Correlations between FCER1G expression and immune molecules
We used the TIMER database examining immune molecules to further investigate the correlations between FCER1G expression and immune cells infiltration. The results showed that FCER1G expression was significantly correlated with 45 out of 49 immune molecules in KIRC and 30 out of 49 immune molecules in THCA after tumor purity adjustments. FCER1G expression differently correlated with B cells, CD8+ T cells, Tfh, Th1and Th9 infiltration in KIRC and THCA. In addition, FCER1G expression was significantly associated with immunological checkpoint molecule expression including PD-1 (PDCD1), CTLA4, PD-L1 (CD274), LAG3, TIM3 (HAVCR2), and TIGIT both in KIRC and THCA (Table 1).
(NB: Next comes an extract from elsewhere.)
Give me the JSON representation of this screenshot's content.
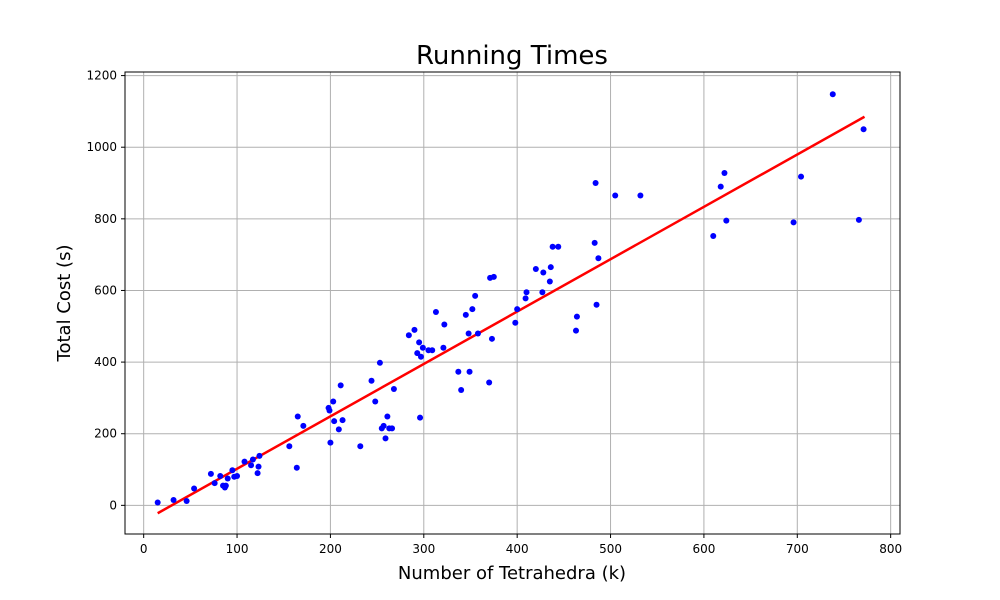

We further examined the immunological checkpoint molecules in various kinds of tumors to assess the predictive effect of FCER1G expression on the efficacy of tumor immunotherapy. A significant strong positive correlation (partial correlation>0.5) or a median correlation (partial correlation>0.3) was found between FCER1G with PD‐1 (PDCD1), PD‐L1 (CD274), CTLA4, LAG3, TIM3 (HAVCR2), and TIGIT molecules in BRCA, CESC, ESCA, HNSC, PAAD, THCA, and UCEC (Figure 7A-D, F-H). In KIRC, there was a strong positive correlation with PD‐1, CTLA4, LAG3, and TIGIT, while a certain correlation with PD‐L1 and TIM3 (Figure 7E).